During the summer rainy season, parts of South Africa receive heavy amounts of rain. A big challenge is to make the units porous enough to allow sound to enter them while ensuring that they remain water- and dust-proof. Bhatti first put boxes around the devices to waterproof them. The boxes, however, made the devices more susceptible to heat. “It turns out that when you put a device in a black box out in the summer sun, it’ll bake,” Bhatti laughs. For his next iteration, he used a special UV coating.
To help solve the waterproofing problem, Bhatti used Gore-Tex material to make a semipermeable acoustic vent that would prevent dust and water droplets from getting inside the device but still allow the microphones to pick up sound.
In late December, Bhatti returned to Thornybush Game Reserve to add the acoustic vents to his devices. He also collected data from the devices to see how well they processed and correctly identified sounds.
“When I first installed the devices, it was winter, so the bush was dead,” Bhatti says. “When I returned in the summer, the landscape was lush with greenery. The additional foliage really influences how sound dissipates away from a gunshot, so capturing that difference was important.”
Those working with Bhatti expect that he will press on until he perfects Renoster.
“Saif’s primary personality trait is persistence,” Niewoudt says. “He simply does not give up.”
Northwestern Network in Action
With its vulnerable rhino population and manageable size, Thornybush Game Reserve seemed like the natural place for Bhatti to field-test Renoster. And even better — Thornybush has a Northwestern connection.

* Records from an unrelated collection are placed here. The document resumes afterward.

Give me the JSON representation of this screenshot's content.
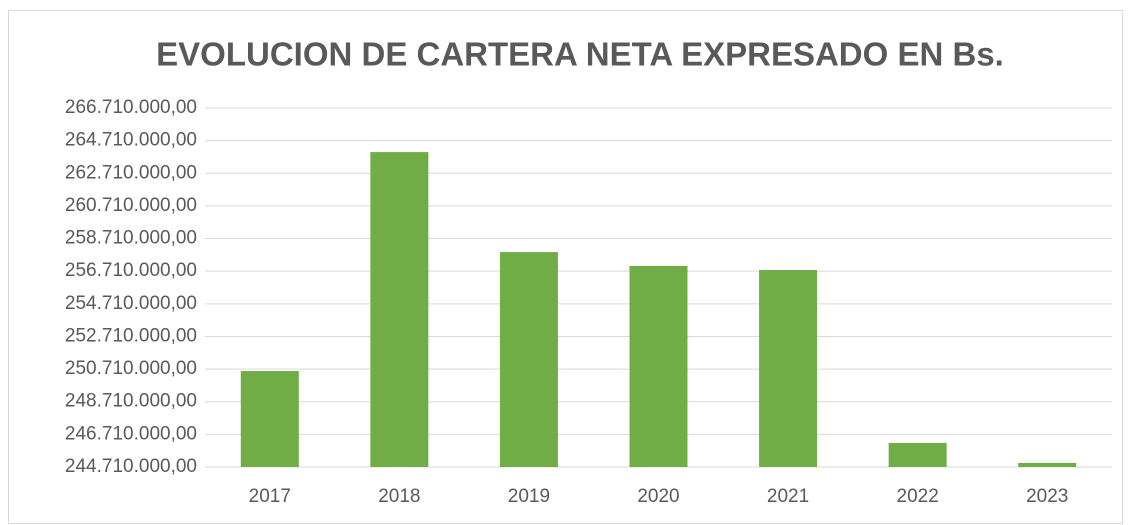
{
  "chart_data": {
    "type": "bar",
    "title": "EVOLUCION DE CARTERA NETA EXPRESADO EN Bs.",
    "categories": [
      "2017",
      "2018",
      "2019",
      "2020",
      "2021",
      "2022",
      "2023"
    ],
    "values": [
      250590000,
      264010000,
      257880000,
      257030000,
      256780000,
      246180000,
      244960000
    ],
    "color": "#70ad47",
    "ylim": [
      244710000,
      266710000
    ],
    "yticks": [
      {
        "value": 244710000,
        "label": "244.710.000,00"
      },
      {
        "value": 246710000,
        "label": "246.710.000,00"
      },
      {
        "value": 248710000,
        "label": "248.710.000,00"
      },
      {
        "value": 250710000,
        "label": "250.710.000,00"
      },
      {
        "value": 252710000,
        "label": "252.710.000,00"
      },
      {
        "value": 254710000,
        "label": "254.710.000,00"
      },
      {
        "value": 256710000,
        "label": "256.710.000,00"
      },
      {
        "value": 258710000,
        "label": "258.710.000,00"
      },
      {
        "value": 260710000,
        "label": "260.710.000,00"
      },
      {
        "value": 262710000,
        "label": "262.710.000,00"
      },
      {
        "value": 264710000,
        "label": "264.710.000,00"
      },
      {
        "value": 266710000,
        "label": "266.710.000,00"
      }
    ],
    "grid": true
  }
}
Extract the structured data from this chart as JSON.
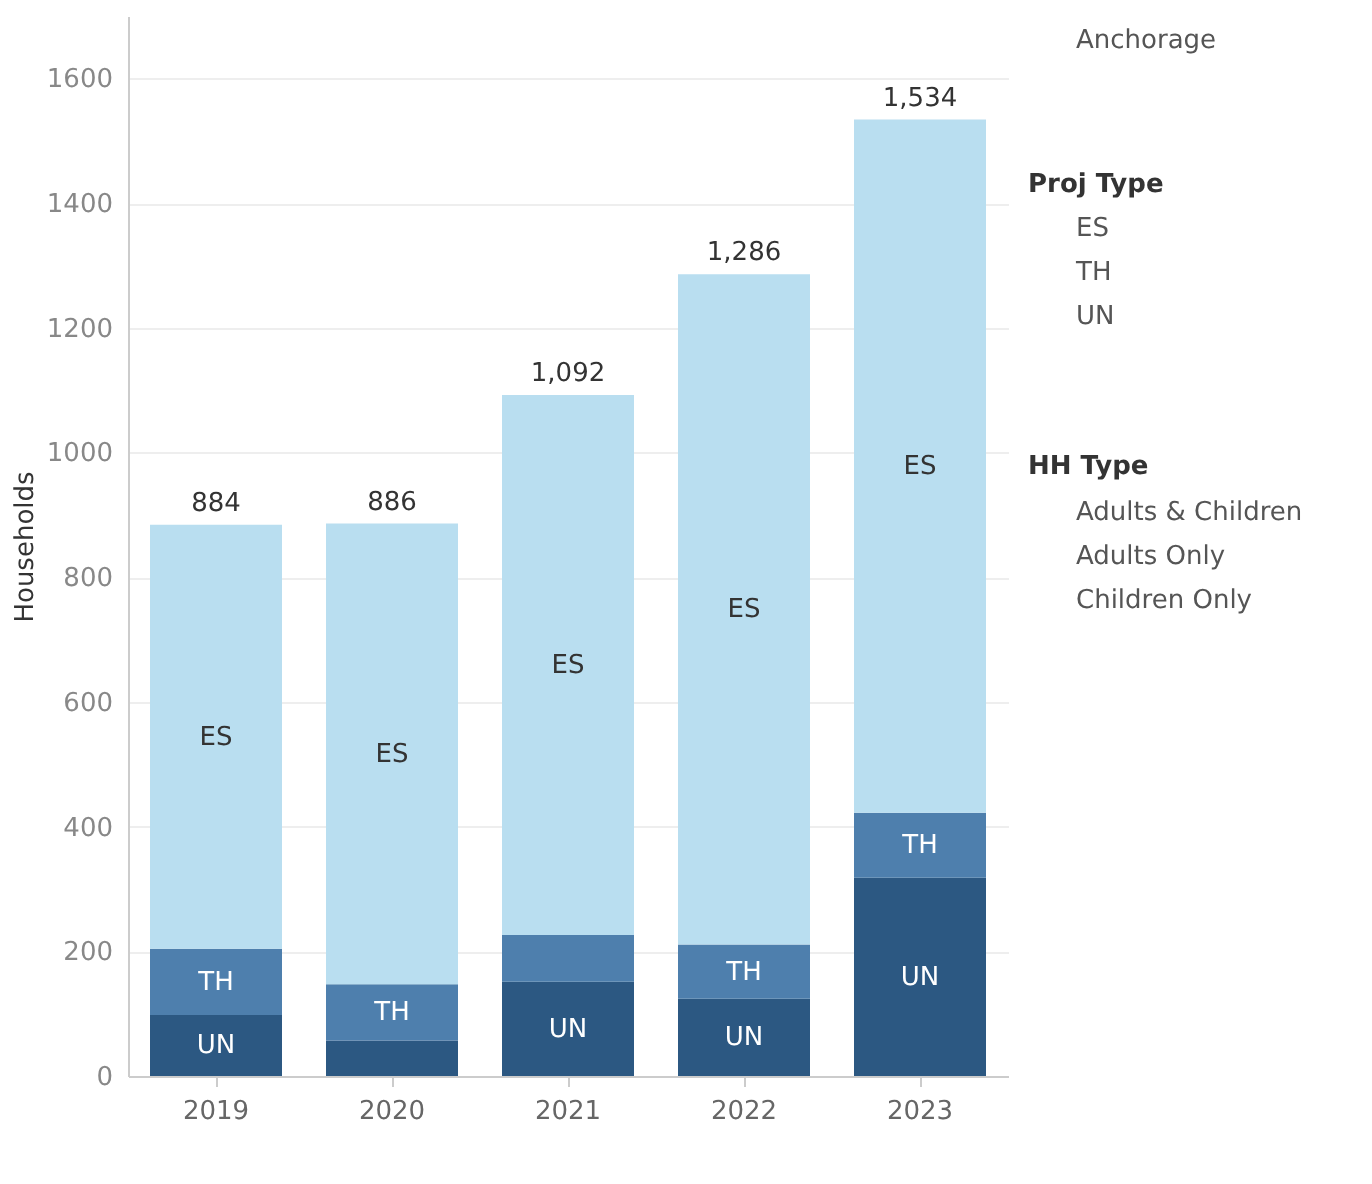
{
  "chart_data": {
    "type": "bar",
    "stacked": true,
    "ylabel": "Households",
    "categories": [
      "2019",
      "2020",
      "2021",
      "2022",
      "2023"
    ],
    "series": [
      {
        "name": "UN",
        "color": "#2c5882",
        "values": [
          98,
          57,
          151,
          124,
          318
        ]
      },
      {
        "name": "TH",
        "color": "#4e7fad",
        "values": [
          106,
          90,
          75,
          87,
          104
        ]
      },
      {
        "name": "ES",
        "color": "#b9def0",
        "values": [
          680,
          739,
          866,
          1075,
          1112
        ]
      }
    ],
    "totals": [
      "884",
      "886",
      "1,092",
      "1,286",
      "1,534"
    ],
    "ylim": [
      0,
      1700
    ],
    "yticks": [
      0,
      200,
      400,
      600,
      800,
      1000,
      1200,
      1400,
      1600
    ],
    "grid": "y",
    "legend": false,
    "annotations": [
      "Anchorage",
      "Proj Type",
      "ES",
      "TH",
      "UN",
      "HH Type",
      "Adults & Children",
      "Adults Only",
      "Children Only"
    ]
  }
}
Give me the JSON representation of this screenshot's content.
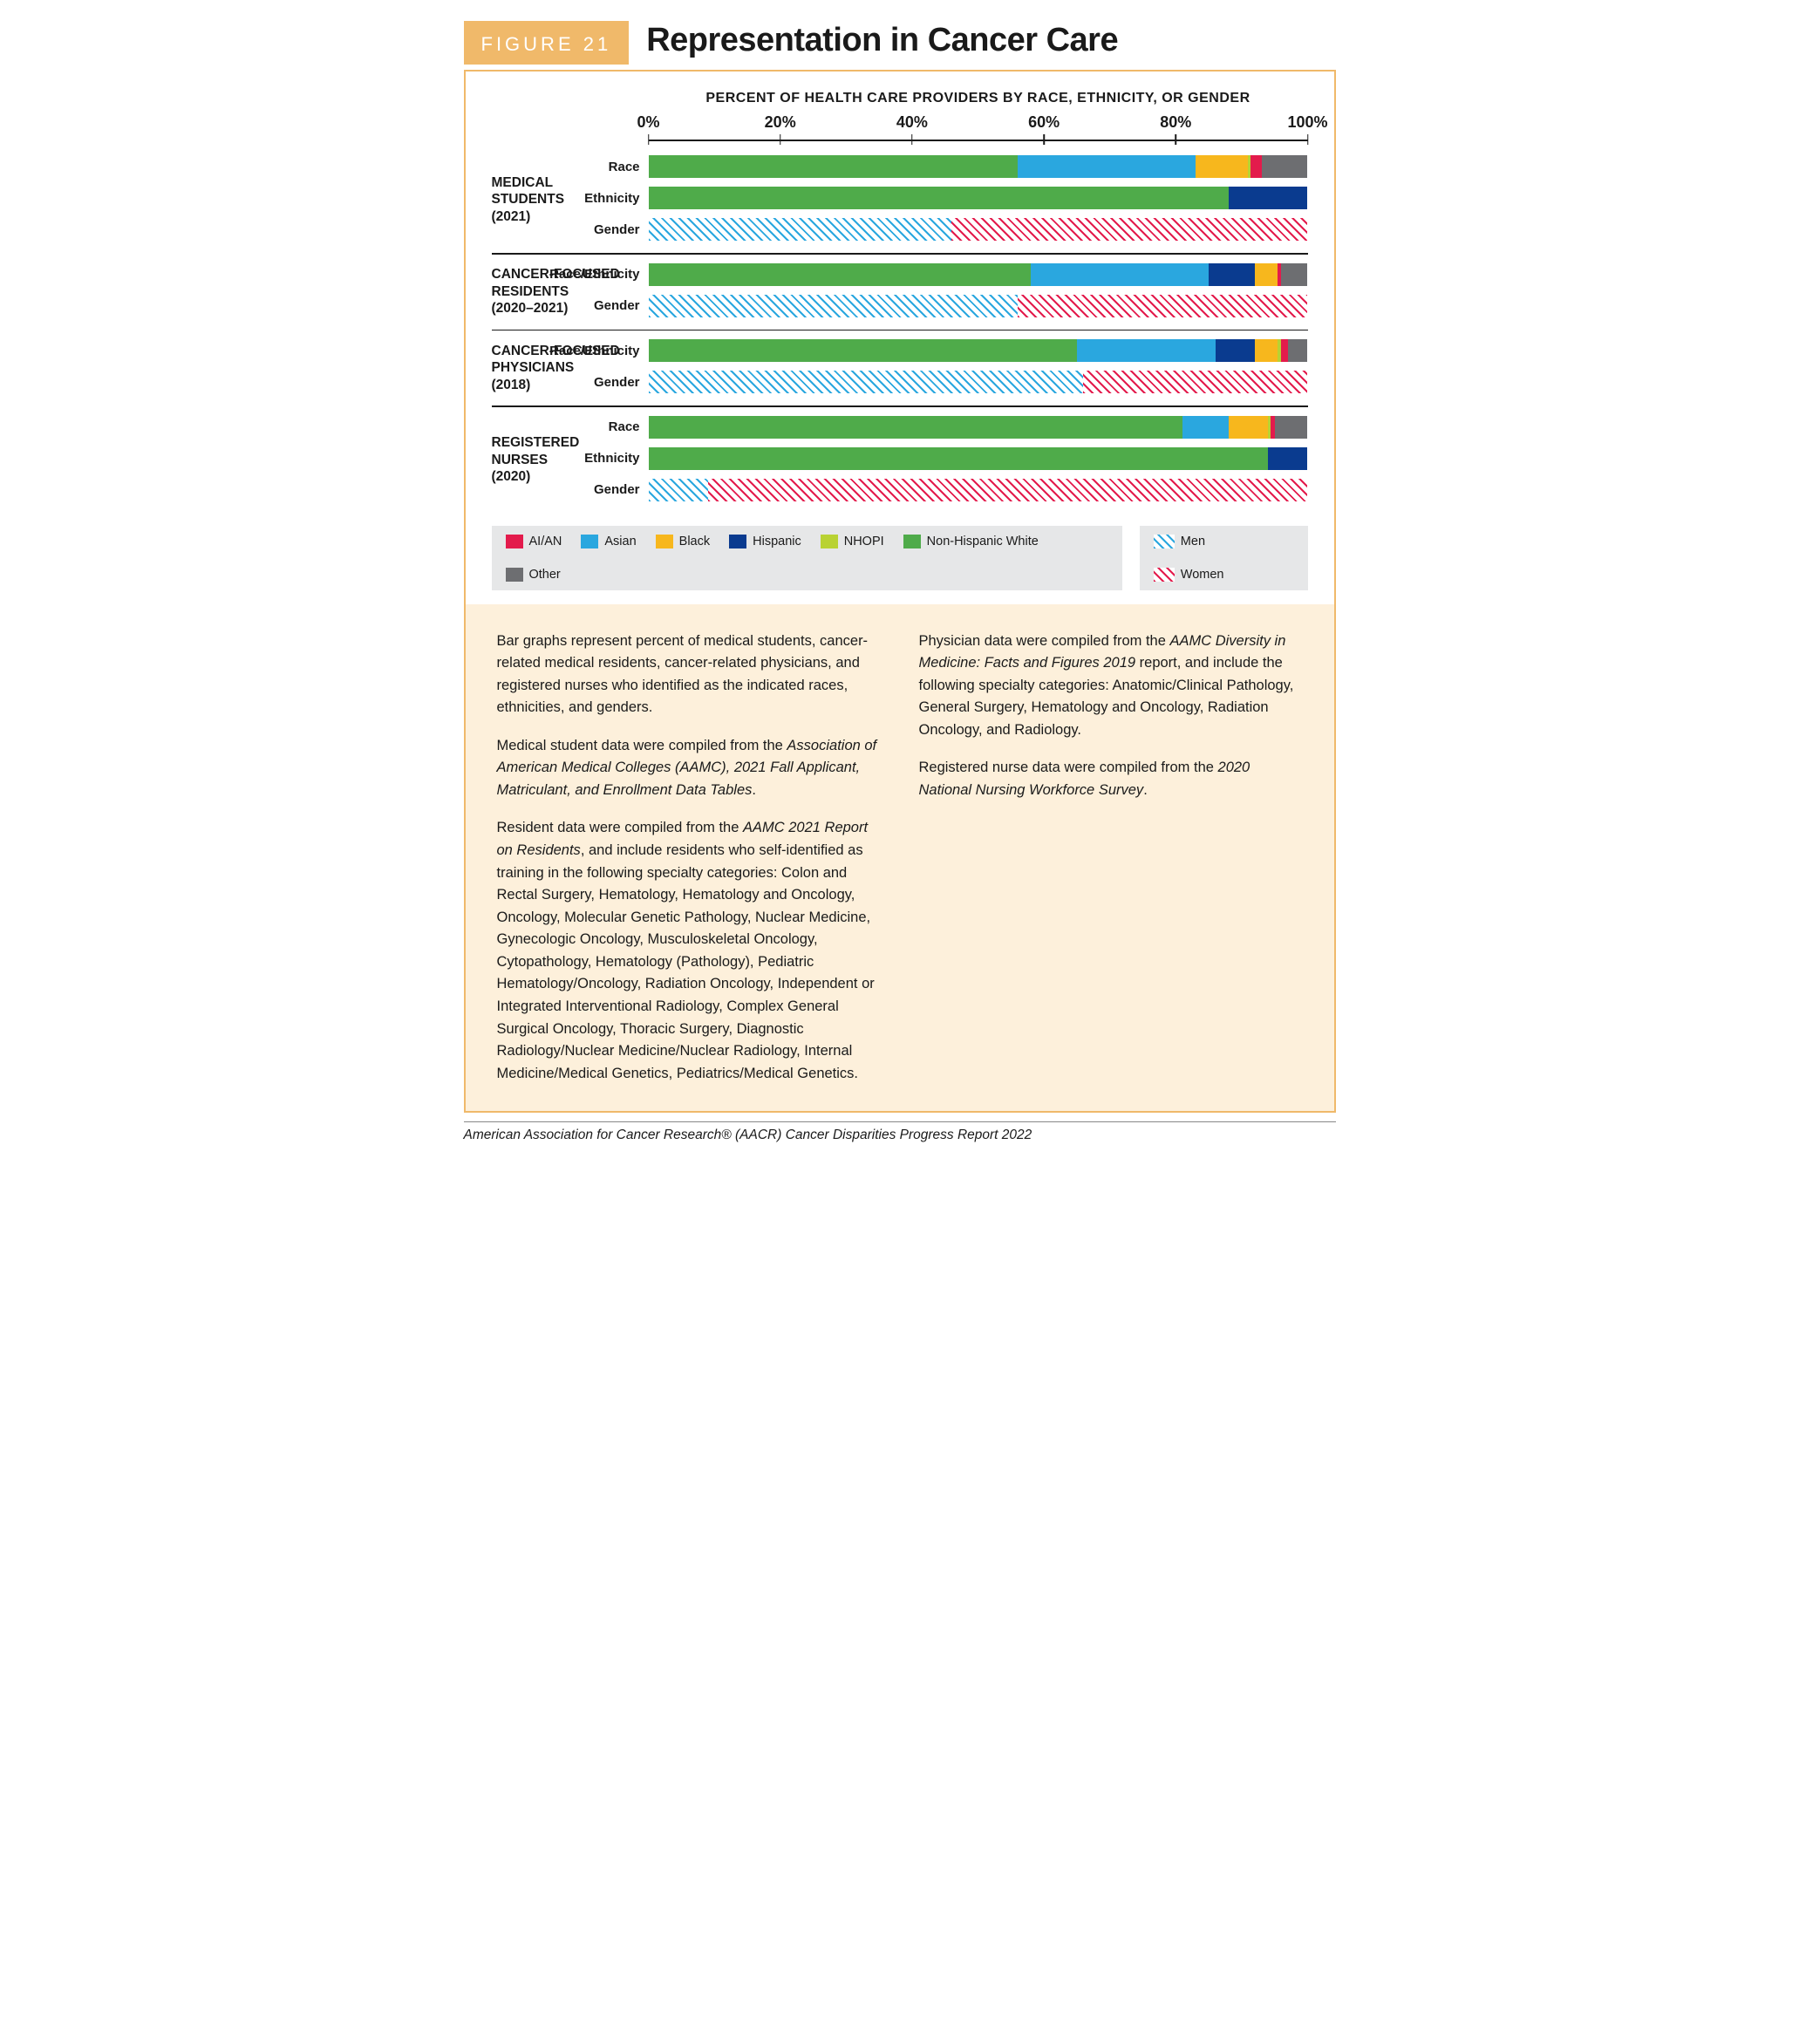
{
  "figure_label": "FIGURE 21",
  "title": "Representation in Cancer Care",
  "chart_title": "PERCENT OF HEALTH CARE PROVIDERS BY RACE, ETHNICITY, OR GENDER",
  "axis": {
    "min": 0,
    "max": 100,
    "ticks": [
      0,
      20,
      40,
      60,
      80,
      100
    ],
    "suffix": "%"
  },
  "colors": {
    "aian": "#e31b4c",
    "asian": "#2aa7df",
    "black": "#f7b71d",
    "hispanic": "#0a3b8f",
    "nhopi": "#b9d233",
    "white": "#4fab4a",
    "other": "#6d6e71",
    "men": "#2aa7df",
    "women": "#e31b4c",
    "hatch_bg": "#ffffff"
  },
  "legend_race": [
    {
      "key": "aian",
      "label": "AI/AN"
    },
    {
      "key": "asian",
      "label": "Asian"
    },
    {
      "key": "black",
      "label": "Black"
    },
    {
      "key": "hispanic",
      "label": "Hispanic"
    },
    {
      "key": "nhopi",
      "label": "NHOPI"
    },
    {
      "key": "white",
      "label": "Non-Hispanic White"
    },
    {
      "key": "other",
      "label": "Other"
    }
  ],
  "legend_gender": [
    {
      "key": "men",
      "label": "Men"
    },
    {
      "key": "women",
      "label": "Women"
    }
  ],
  "groups": [
    {
      "label": "MEDICAL\nSTUDENTS\n(2021)",
      "bars": [
        {
          "label": "Race",
          "type": "solid",
          "segments": [
            {
              "key": "white",
              "value": 56
            },
            {
              "key": "asian",
              "value": 27
            },
            {
              "key": "black",
              "value": 8
            },
            {
              "key": "nhopi",
              "value": 0.3
            },
            {
              "key": "aian",
              "value": 1.7
            },
            {
              "key": "other",
              "value": 7
            }
          ]
        },
        {
          "label": "Ethnicity",
          "type": "solid",
          "segments": [
            {
              "key": "white",
              "value": 88
            },
            {
              "key": "hispanic",
              "value": 12
            }
          ]
        },
        {
          "label": "Gender",
          "type": "hatch",
          "segments": [
            {
              "key": "men",
              "value": 46
            },
            {
              "key": "women",
              "value": 54
            }
          ]
        }
      ]
    },
    {
      "label": "CANCER-FOCUSED\nRESIDENTS\n(2020–2021)",
      "bars": [
        {
          "label": "Race/Ethnicity",
          "type": "solid",
          "segments": [
            {
              "key": "white",
              "value": 58
            },
            {
              "key": "asian",
              "value": 27
            },
            {
              "key": "hispanic",
              "value": 7
            },
            {
              "key": "black",
              "value": 3.5
            },
            {
              "key": "aian",
              "value": 0.5
            },
            {
              "key": "other",
              "value": 4
            }
          ]
        },
        {
          "label": "Gender",
          "type": "hatch",
          "segments": [
            {
              "key": "men",
              "value": 56
            },
            {
              "key": "women",
              "value": 44
            }
          ]
        }
      ]
    },
    {
      "label": "CANCER-FOCUSED\nPHYSICIANS\n(2018)",
      "bars": [
        {
          "label": "Race/Ethnicity",
          "type": "solid",
          "segments": [
            {
              "key": "white",
              "value": 65
            },
            {
              "key": "asian",
              "value": 21
            },
            {
              "key": "hispanic",
              "value": 6
            },
            {
              "key": "black",
              "value": 3.5
            },
            {
              "key": "nhopi",
              "value": 0.5
            },
            {
              "key": "aian",
              "value": 1
            },
            {
              "key": "other",
              "value": 3
            }
          ]
        },
        {
          "label": "Gender",
          "type": "hatch",
          "segments": [
            {
              "key": "men",
              "value": 66
            },
            {
              "key": "women",
              "value": 34
            }
          ]
        }
      ]
    },
    {
      "label": "REGISTERED\nNURSES\n(2020)",
      "bars": [
        {
          "label": "Race",
          "type": "solid",
          "segments": [
            {
              "key": "white",
              "value": 81
            },
            {
              "key": "asian",
              "value": 7
            },
            {
              "key": "black",
              "value": 6
            },
            {
              "key": "nhopi",
              "value": 0.4
            },
            {
              "key": "aian",
              "value": 0.6
            },
            {
              "key": "other",
              "value": 5
            }
          ]
        },
        {
          "label": "Ethnicity",
          "type": "solid",
          "segments": [
            {
              "key": "white",
              "value": 94
            },
            {
              "key": "hispanic",
              "value": 6
            }
          ]
        },
        {
          "label": "Gender",
          "type": "hatch",
          "segments": [
            {
              "key": "men",
              "value": 9
            },
            {
              "key": "women",
              "value": 91
            }
          ]
        }
      ]
    }
  ],
  "caption_paragraphs": [
    "Bar graphs represent percent of medical students, cancer-related medical residents, cancer-related physicians, and registered nurses who identified as the indicated races, ethnicities, and genders.",
    "Medical student data were compiled from the <em>Association of American Medical Colleges (AAMC), 2021 Fall Applicant, Matriculant, and Enrollment Data Tables</em>.",
    "Resident data were compiled from the <em>AAMC 2021 Report on Residents</em>, and include residents who self-identified as training in the following specialty categories: Colon and Rectal Surgery, Hematology, Hematology and Oncology, Oncology, Molecular Genetic Pathology, Nuclear Medicine, Gynecologic Oncology, Musculoskeletal Oncology, Cytopathology, Hematology (Pathology), Pediatric Hematology/Oncology, Radiation Oncology, Independent or Integrated Interventional Radiology, Complex General Surgical Oncology, Thoracic Surgery, Diagnostic Radiology/Nuclear Medicine/Nuclear Radiology, Internal Medicine/Medical Genetics, Pediatrics/Medical Genetics.",
    "Physician data were compiled from the <em>AAMC Diversity in Medicine: Facts and Figures 2019</em> report, and include the following specialty categories: Anatomic/Clinical Pathology, General Surgery, Hematology and Oncology, Radiation Oncology, and Radiology.",
    "Registered nurse data were compiled from the <em>2020 National Nursing Workforce Survey</em>."
  ],
  "source_line": "American Association for Cancer Research® (AACR) Cancer Disparities Progress Report 2022"
}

Northwestern’s Global Learning Office (GLO) connected Bhatti with Nieuwoudt, the Stellenbosch University professor who directs the South African side of Northwestern’s Global Healthcare Technologies study abroad program. The GLO also helped put Bhatti in touch with alumnus David Bunn ’80 MA, ’87 PhD. After meeting with Bhatti in Evanston, Nieuwoudt later introduced him to Bunn, the former director of the Wits Knowledge Hub for Rural Development at the Wits Rural Facility, one of the largest and most prestigious rural research centers in Africa.
Bunn then connected Bhatti to the owner of a resort at Thornybush. Once this connection was made, Bhatti was off to the reserve to begin testing device prototypes. “This project almost didn’t happen because I couldn’t find any inroads,” Bhatti says. “But after Martin and I connected over our shared passion for animal conservation, everything changed.”
Protecting the Bush
This June, Bhatti graduates from Northwestern with a bachelor’s degree in industrial engineering and philosophy. But his journey with Renoster will not end with the Commencement ceremony. In addition to Gore-Tex, Bhatti has support from Thornybush, the Nature Conservancy, the Institute for Sustainability and Energy at Northwestern (ISEN) and the McCormick School to continue to develop his device.
Bhatti currently builds each device, one by one, in the lab. As soon as the prototypes are perfected, he will have enough funding from ISEN to enter a manufacturing stage. Professors at the Northwestern Pritzker School of Law also advised Bhatti on establishing Renoster as a private company, which will launch this summer.
Although developing the technology has been gratifying, Bhatti is motivated by the people he has met at the reserve and by the lifeless face of the lone rhino he saw on his first day at Thornybush.
“At the current rate of poaching, rhinos will be extinct within my lifetime,” he says. “People in South Africa are fighting to protect the bush on a daily basis. Just being able to help them in some way, that’s been the most rewarding.”
Amanda Morris ’14 MA is a science and engineering writer in Northwestern’s Office of Global Marketing and Communications.